For years, a promised regional veterans hospital has ridden a bureacratic roller coaster.
It was a go, then it wasn’t. It was a stand-alone facility, then it wasn’t. All the while, the Denver VA hospital grew older and more decrepit.
Last week, veterans got the news they had been waiting for. Veterans Affairs Secretary Eric Shinseki announced construction for a stand- alone, 200-bed hospital in Aurora would begin in 90 days.
It’s about time.
Colorado veterans have long had to endure an outdated and overcrowded VA hospital at East Ninth Avenue and Clermont Street in central Denver. They deserve better.
In 2004, a VA inspector general’s report detailed squalid conditions at the 1951 facility, including peeling paint in operating rooms, dirty linens mixed with clean and cramped quarters that severely diminished patient privacy.
Though the facility made great strides in cleaning up its act in recent years, administrators still had to deal with constant maintenance issues and a facility that wasn’t designed for today’s needs.
Furthermore, the new, 30-bed spinal cord injury care unit that Shinseki announced will build on a specialty the Denver VA hospital has developed.
While other veterans hospitals focus primarily on acute care for patients with spinal injuries, the Denver program also supports patients as they transition to daily life outside the hospital.
Given the horrendous injuries that veterans are sustaining in combat, the spinal cord unit will be a welcome addition.
The cost for the hospital has long been a bone of contention, and as of yet has not been announced. That figure is expected in April.
We hope it is less than the most recent, sky-high estimate of $1.1 billion. Since the VA made the project a priority in 2004, the agency has had three different leaders. Each time the hospital plan went through the bureacratic spin cycle, it came out more expensive. In 2005, it was $350 million. By last year, it had tripled in cost, ostensibly due to design changes. But we wonder if there were other machinations at work.

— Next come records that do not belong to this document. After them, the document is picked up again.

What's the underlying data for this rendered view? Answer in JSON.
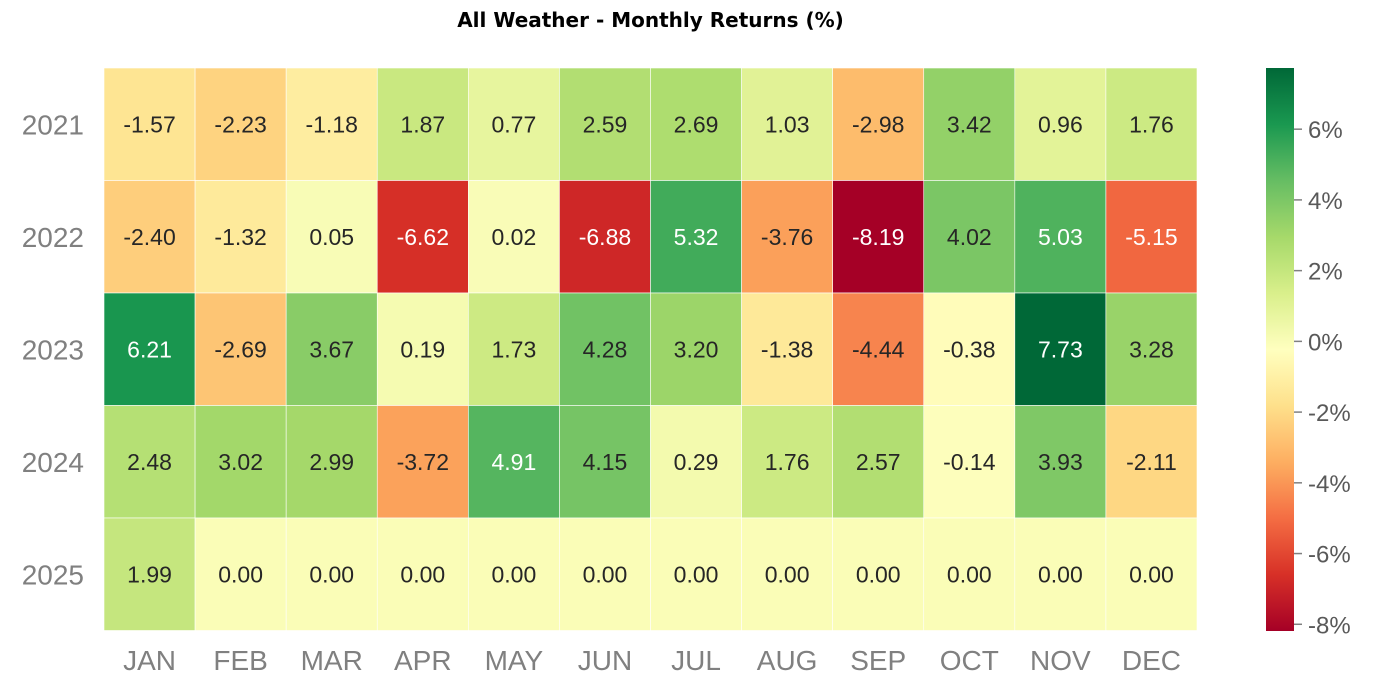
{
  "chart_data": {
    "type": "heatmap",
    "title": "All Weather - Monthly Returns (%)",
    "xlabel": "",
    "ylabel": "",
    "columns": [
      "JAN",
      "FEB",
      "MAR",
      "APR",
      "MAY",
      "JUN",
      "JUL",
      "AUG",
      "SEP",
      "OCT",
      "NOV",
      "DEC"
    ],
    "rows": [
      "2021",
      "2022",
      "2023",
      "2024",
      "2025"
    ],
    "values": [
      [
        -1.57,
        -2.23,
        -1.18,
        1.87,
        0.77,
        2.59,
        2.69,
        1.03,
        -2.98,
        3.42,
        0.96,
        1.76
      ],
      [
        -2.4,
        -1.32,
        0.05,
        -6.62,
        0.02,
        -6.88,
        5.32,
        -3.76,
        -8.19,
        4.02,
        5.03,
        -5.15
      ],
      [
        6.21,
        -2.69,
        3.67,
        0.19,
        1.73,
        4.28,
        3.2,
        -1.38,
        -4.44,
        -0.38,
        7.73,
        3.28
      ],
      [
        2.48,
        3.02,
        2.99,
        -3.72,
        4.91,
        4.15,
        0.29,
        1.76,
        2.57,
        -0.14,
        3.93,
        -2.11
      ],
      [
        1.99,
        0.0,
        0.0,
        0.0,
        0.0,
        0.0,
        0.0,
        0.0,
        0.0,
        0.0,
        0.0,
        0.0
      ]
    ],
    "value_labels": [
      [
        "-1.57",
        "-2.23",
        "-1.18",
        "1.87",
        "0.77",
        "2.59",
        "2.69",
        "1.03",
        "-2.98",
        "3.42",
        "0.96",
        "1.76"
      ],
      [
        "-2.40",
        "-1.32",
        "0.05",
        "-6.62",
        "0.02",
        "-6.88",
        "5.32",
        "-3.76",
        "-8.19",
        "4.02",
        "5.03",
        "-5.15"
      ],
      [
        "6.21",
        "-2.69",
        "3.67",
        "0.19",
        "1.73",
        "4.28",
        "3.20",
        "-1.38",
        "-4.44",
        "-0.38",
        "7.73",
        "3.28"
      ],
      [
        "2.48",
        "3.02",
        "2.99",
        "-3.72",
        "4.91",
        "4.15",
        "0.29",
        "1.76",
        "2.57",
        "-0.14",
        "3.93",
        "-2.11"
      ],
      [
        "1.99",
        "0.00",
        "0.00",
        "0.00",
        "0.00",
        "0.00",
        "0.00",
        "0.00",
        "0.00",
        "0.00",
        "0.00",
        "0.00"
      ]
    ],
    "colormap": "RdYlGn",
    "colorbar": {
      "vmin": -8.19,
      "vmax": 7.73,
      "ticks": [
        6,
        4,
        2,
        0,
        -2,
        -4,
        -6,
        -8
      ],
      "tick_labels": [
        "6%",
        "4%",
        "2%",
        "0%",
        "-2%",
        "-4%",
        "-6%",
        "-8%"
      ],
      "position": "right"
    },
    "grid": false
  }
}
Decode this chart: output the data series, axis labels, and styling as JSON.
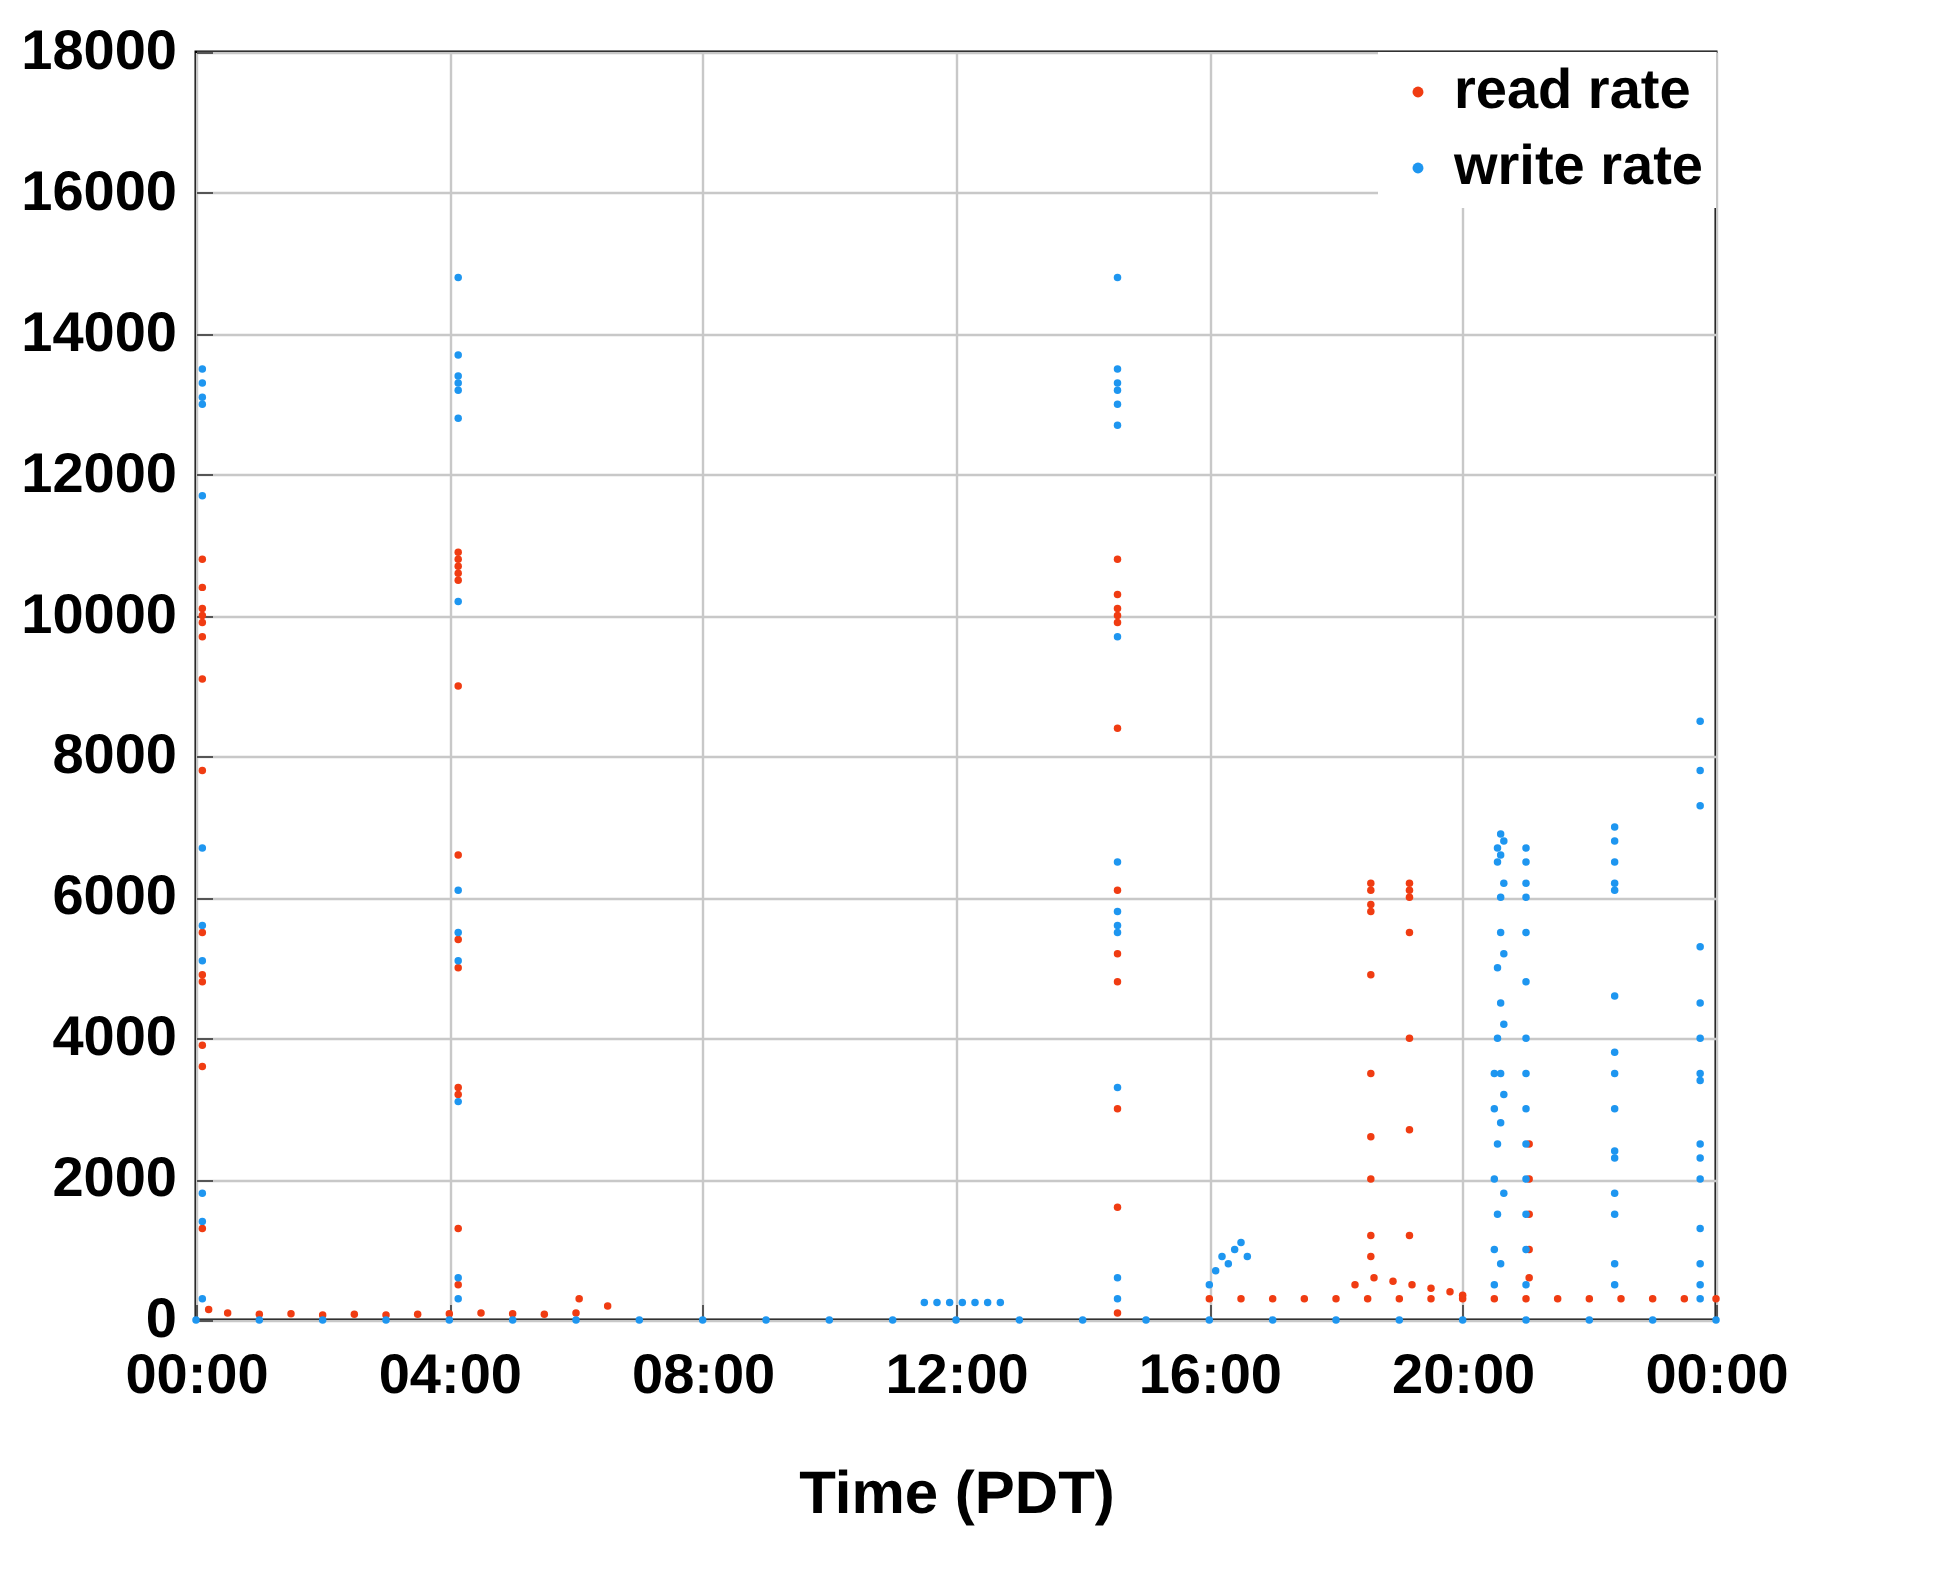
{
  "chart_data": {
    "type": "scatter",
    "xlabel": "Time (PDT)",
    "xlim": [
      0,
      24
    ],
    "ylim": [
      0,
      18000
    ],
    "xticks": [
      {
        "value": 0,
        "label": "00:00"
      },
      {
        "value": 4,
        "label": "04:00"
      },
      {
        "value": 8,
        "label": "08:00"
      },
      {
        "value": 12,
        "label": "12:00"
      },
      {
        "value": 16,
        "label": "16:00"
      },
      {
        "value": 20,
        "label": "20:00"
      },
      {
        "value": 24,
        "label": "00:00"
      }
    ],
    "yticks": [
      0,
      2000,
      4000,
      6000,
      8000,
      10000,
      12000,
      14000,
      16000,
      18000
    ],
    "grid": true,
    "legend": "top right",
    "marker": "circle",
    "series": [
      {
        "name": "read rate",
        "color": "#f03c12",
        "x": [
          0.1,
          0.1,
          0.1,
          0.1,
          0.1,
          0.1,
          0.1,
          0.1,
          0.1,
          0.1,
          0.1,
          0.1,
          0.1,
          0.1,
          0.2,
          0.5,
          1,
          1.5,
          2,
          2.5,
          3,
          3.5,
          4,
          4.5,
          5,
          5.5,
          6,
          6.05,
          6.5,
          4.14,
          4.14,
          4.14,
          4.14,
          4.14,
          4.14,
          4.14,
          4.14,
          4.14,
          4.14,
          4.14,
          4.14,
          4.14,
          14.55,
          14.55,
          14.55,
          14.55,
          14.55,
          14.55,
          14.55,
          14.55,
          14.55,
          14.55,
          14.55,
          14.55,
          16,
          16.5,
          17,
          17.5,
          18,
          18.5,
          19,
          19.5,
          20,
          20.5,
          21,
          21.5,
          22,
          22.5,
          23,
          23.5,
          24,
          18.3,
          18.6,
          18.9,
          19.2,
          19.5,
          19.8,
          20,
          18.55,
          18.55,
          18.55,
          18.55,
          18.55,
          18.55,
          18.55,
          18.55,
          18.55,
          18.55,
          19.16,
          19.16,
          19.16,
          19.16,
          19.16,
          19.16,
          19.16,
          21.05,
          21.05,
          21.05,
          21.05,
          21.05
        ],
        "values": [
          10800,
          10400,
          10100,
          10000,
          9900,
          9700,
          9100,
          7800,
          5500,
          4900,
          4800,
          3900,
          3600,
          1300,
          150,
          100,
          80,
          90,
          70,
          80,
          70,
          80,
          90,
          100,
          90,
          80,
          100,
          300,
          200,
          10900,
          10800,
          10700,
          10600,
          10500,
          9000,
          6600,
          5400,
          5000,
          3300,
          3200,
          1300,
          500,
          10800,
          10300,
          10100,
          10000,
          9900,
          8400,
          6100,
          5200,
          4800,
          3000,
          1600,
          100,
          300,
          300,
          300,
          300,
          300,
          300,
          300,
          300,
          300,
          300,
          300,
          300,
          300,
          300,
          300,
          300,
          300,
          500,
          600,
          550,
          500,
          450,
          400,
          350,
          6200,
          6100,
          5900,
          5800,
          4900,
          3500,
          2600,
          2000,
          1200,
          900,
          6200,
          6100,
          6000,
          5500,
          4000,
          2700,
          1200,
          2500,
          2000,
          1500,
          1000,
          600
        ]
      },
      {
        "name": "write rate",
        "color": "#1e96f0",
        "x": [
          0,
          1,
          2,
          3,
          4,
          5,
          6,
          7,
          8,
          9,
          10,
          11,
          12,
          13,
          14,
          15,
          16,
          17,
          18,
          19,
          20,
          21,
          22,
          23,
          24,
          0.1,
          0.1,
          0.1,
          0.1,
          0.1,
          0.1,
          0.1,
          0.1,
          0.1,
          0.1,
          0.1,
          4.14,
          4.14,
          4.14,
          4.14,
          4.14,
          4.14,
          4.14,
          4.14,
          4.14,
          4.14,
          4.14,
          4.14,
          4.14,
          11.5,
          11.7,
          11.9,
          12.1,
          12.3,
          12.5,
          12.7,
          14.55,
          14.55,
          14.55,
          14.55,
          14.55,
          14.55,
          14.55,
          14.55,
          14.55,
          14.55,
          14.55,
          14.55,
          14.55,
          14.55,
          16,
          16.1,
          16.2,
          16.3,
          16.4,
          16.5,
          16.6,
          20.5,
          20.5,
          20.5,
          20.5,
          20.5,
          20.55,
          20.55,
          20.55,
          20.55,
          20.55,
          20.55,
          20.6,
          20.6,
          20.6,
          20.6,
          20.6,
          20.6,
          20.6,
          20.6,
          20.65,
          20.65,
          20.65,
          20.65,
          20.65,
          20.65,
          21,
          21,
          21,
          21,
          21,
          21,
          21,
          21,
          21,
          21,
          21,
          21,
          21,
          21,
          22.4,
          22.4,
          22.4,
          22.4,
          22.4,
          22.4,
          22.4,
          22.4,
          22.4,
          22.4,
          22.4,
          22.4,
          22.4,
          22.4,
          22.4,
          23.75,
          23.75,
          23.75,
          23.75,
          23.75,
          23.75,
          23.75,
          23.75,
          23.75,
          23.75,
          23.75,
          23.75,
          23.75,
          23.75,
          23.75
        ],
        "values": [
          0,
          0,
          0,
          0,
          0,
          0,
          0,
          0,
          0,
          0,
          0,
          0,
          0,
          0,
          0,
          0,
          0,
          0,
          0,
          0,
          0,
          0,
          0,
          0,
          0,
          13500,
          13300,
          13100,
          13000,
          11700,
          6700,
          5600,
          5100,
          1800,
          1400,
          300,
          14800,
          13700,
          13400,
          13300,
          13200,
          12800,
          10200,
          6100,
          5500,
          5100,
          3100,
          600,
          300,
          250,
          250,
          250,
          250,
          250,
          250,
          250,
          14800,
          13500,
          13300,
          13200,
          13000,
          12700,
          9700,
          6500,
          5800,
          5600,
          5500,
          3300,
          600,
          300,
          500,
          700,
          900,
          800,
          1000,
          1100,
          900,
          3500,
          3000,
          2000,
          1000,
          500,
          6700,
          6500,
          5000,
          4000,
          2500,
          1500,
          6900,
          6600,
          6000,
          5500,
          4500,
          3500,
          2800,
          800,
          6800,
          6200,
          5200,
          4200,
          3200,
          1800,
          6700,
          6500,
          6200,
          6000,
          5500,
          4800,
          4000,
          3500,
          3000,
          2500,
          2000,
          1500,
          1000,
          500,
          7000,
          6800,
          6500,
          6200,
          6100,
          4600,
          3800,
          3500,
          3000,
          2400,
          2300,
          1800,
          1500,
          800,
          500,
          8500,
          7800,
          7300,
          5300,
          4500,
          4000,
          3500,
          3400,
          2500,
          2300,
          2000,
          1300,
          800,
          500,
          300
        ]
      }
    ]
  }
}
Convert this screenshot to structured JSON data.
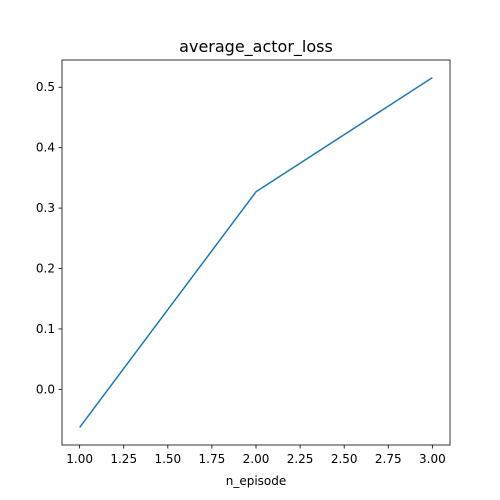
{
  "chart_data": {
    "type": "line",
    "title": "average_actor_loss",
    "xlabel": "n_episode",
    "ylabel": "",
    "x": [
      1.0,
      2.0,
      3.0
    ],
    "series": [
      {
        "values": [
          -0.063,
          0.327,
          0.516
        ],
        "color": "#1f77b4"
      }
    ],
    "xlim": [
      0.9,
      3.1
    ],
    "ylim": [
      -0.0921,
      0.5451
    ],
    "xticks": [
      "1.00",
      "1.25",
      "1.50",
      "1.75",
      "2.00",
      "2.25",
      "2.50",
      "2.75",
      "3.00"
    ],
    "yticks": [
      "0.0",
      "0.1",
      "0.2",
      "0.3",
      "0.4",
      "0.5"
    ],
    "grid": false,
    "legend": "none"
  }
}
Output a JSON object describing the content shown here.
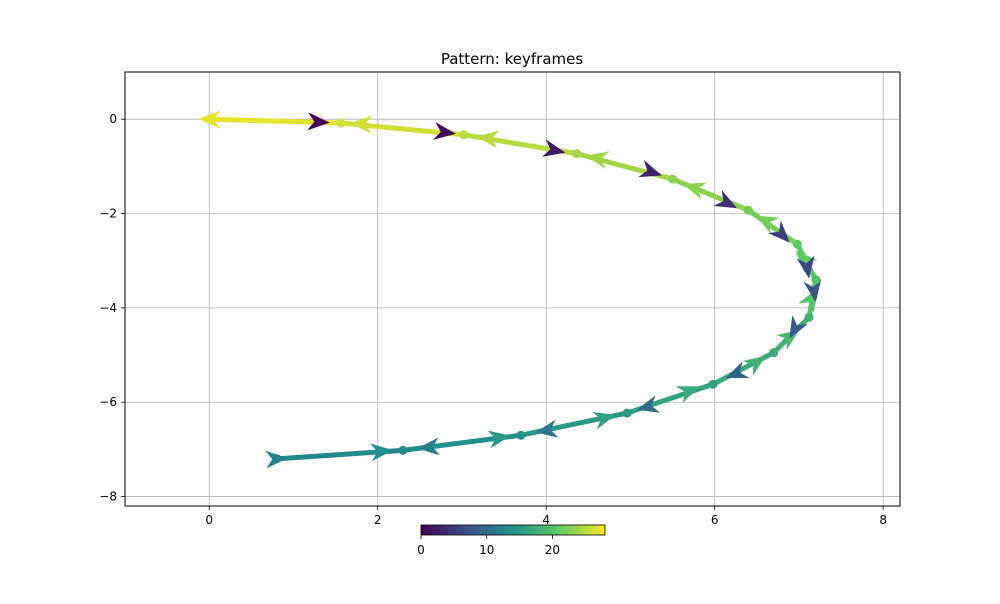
{
  "chart_data": {
    "type": "line",
    "title": "Pattern: keyframes",
    "xlabel": "",
    "ylabel": "",
    "xlim": [
      -1.0,
      8.2
    ],
    "ylim": [
      -8.2,
      1.0
    ],
    "xticks": [
      0,
      2,
      4,
      6,
      8
    ],
    "yticks": [
      0,
      -2,
      -4,
      -6,
      -8
    ],
    "grid": true,
    "colormap": "viridis",
    "colorbar": {
      "ticks": [
        0,
        10,
        20
      ],
      "range": [
        0,
        28
      ],
      "placement": "bottom-center"
    },
    "series": [
      {
        "x": [
          0.0,
          1.56,
          3.02,
          4.36,
          5.5,
          6.4,
          6.98,
          7.2,
          7.12,
          6.7,
          5.98,
          4.96,
          3.7,
          2.3,
          0.8
        ],
        "y": [
          0.0,
          -0.08,
          -0.33,
          -0.73,
          -1.27,
          -1.93,
          -2.65,
          -3.4,
          -4.2,
          -4.95,
          -5.62,
          -6.23,
          -6.7,
          -7.02,
          -7.2
        ],
        "color_values": [
          27,
          26,
          25,
          24,
          23,
          22,
          21,
          20,
          18,
          17,
          16,
          15,
          14,
          13,
          12
        ]
      }
    ],
    "arrows": [
      {
        "x": 0.0,
        "y": 0.0,
        "dir": "backward",
        "c": 27
      },
      {
        "x": 1.3,
        "y": -0.06,
        "dir": "forward",
        "c": 0
      },
      {
        "x": 1.8,
        "y": -0.1,
        "dir": "backward",
        "c": 26
      },
      {
        "x": 2.8,
        "y": -0.28,
        "dir": "forward",
        "c": 1
      },
      {
        "x": 3.3,
        "y": -0.4,
        "dir": "backward",
        "c": 25
      },
      {
        "x": 4.1,
        "y": -0.66,
        "dir": "forward",
        "c": 2
      },
      {
        "x": 4.6,
        "y": -0.82,
        "dir": "backward",
        "c": 24
      },
      {
        "x": 5.25,
        "y": -1.12,
        "dir": "forward",
        "c": 3
      },
      {
        "x": 5.75,
        "y": -1.45,
        "dir": "backward",
        "c": 23
      },
      {
        "x": 6.15,
        "y": -1.78,
        "dir": "forward",
        "c": 4
      },
      {
        "x": 6.6,
        "y": -2.15,
        "dir": "backward",
        "c": 22
      },
      {
        "x": 6.8,
        "y": -2.45,
        "dir": "forward",
        "c": 5
      },
      {
        "x": 7.05,
        "y": -2.95,
        "dir": "backward",
        "c": 21
      },
      {
        "x": 7.1,
        "y": -3.15,
        "dir": "forward",
        "c": 6
      },
      {
        "x": 7.15,
        "y": -3.8,
        "dir": "backward",
        "c": 20
      },
      {
        "x": 7.18,
        "y": -3.65,
        "dir": "forward",
        "c": 7
      },
      {
        "x": 6.9,
        "y": -4.6,
        "dir": "backward",
        "c": 19
      },
      {
        "x": 6.95,
        "y": -4.45,
        "dir": "forward",
        "c": 8
      },
      {
        "x": 6.5,
        "y": -5.15,
        "dir": "backward",
        "c": 18
      },
      {
        "x": 6.25,
        "y": -5.4,
        "dir": "forward",
        "c": 9
      },
      {
        "x": 5.7,
        "y": -5.75,
        "dir": "backward",
        "c": 17
      },
      {
        "x": 5.2,
        "y": -6.1,
        "dir": "forward",
        "c": 10
      },
      {
        "x": 4.7,
        "y": -6.33,
        "dir": "backward",
        "c": 16
      },
      {
        "x": 4.0,
        "y": -6.6,
        "dir": "forward",
        "c": 11
      },
      {
        "x": 3.45,
        "y": -6.75,
        "dir": "backward",
        "c": 15
      },
      {
        "x": 2.6,
        "y": -6.96,
        "dir": "forward",
        "c": 12
      },
      {
        "x": 2.05,
        "y": -7.04,
        "dir": "backward",
        "c": 14
      },
      {
        "x": 0.8,
        "y": -7.2,
        "dir": "backward",
        "c": 13
      }
    ]
  }
}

Not every VA secretary was equally enthusiastic about this project, and putting a high price tag on it may have been a move to delay or kill it.
Nevertheless, the facility, which will become part of the University of Colorado’s Anschutz Medical Campus, is now expected to be completed by 2013.
Once the new hospital is open for business, 92 percent of Colorado veterans will live within an hour’s drive of a VA primary care provider.
For years, veterans in the region have had to deal with substandard hospital conditions. Thankfully, the wait will soon be over.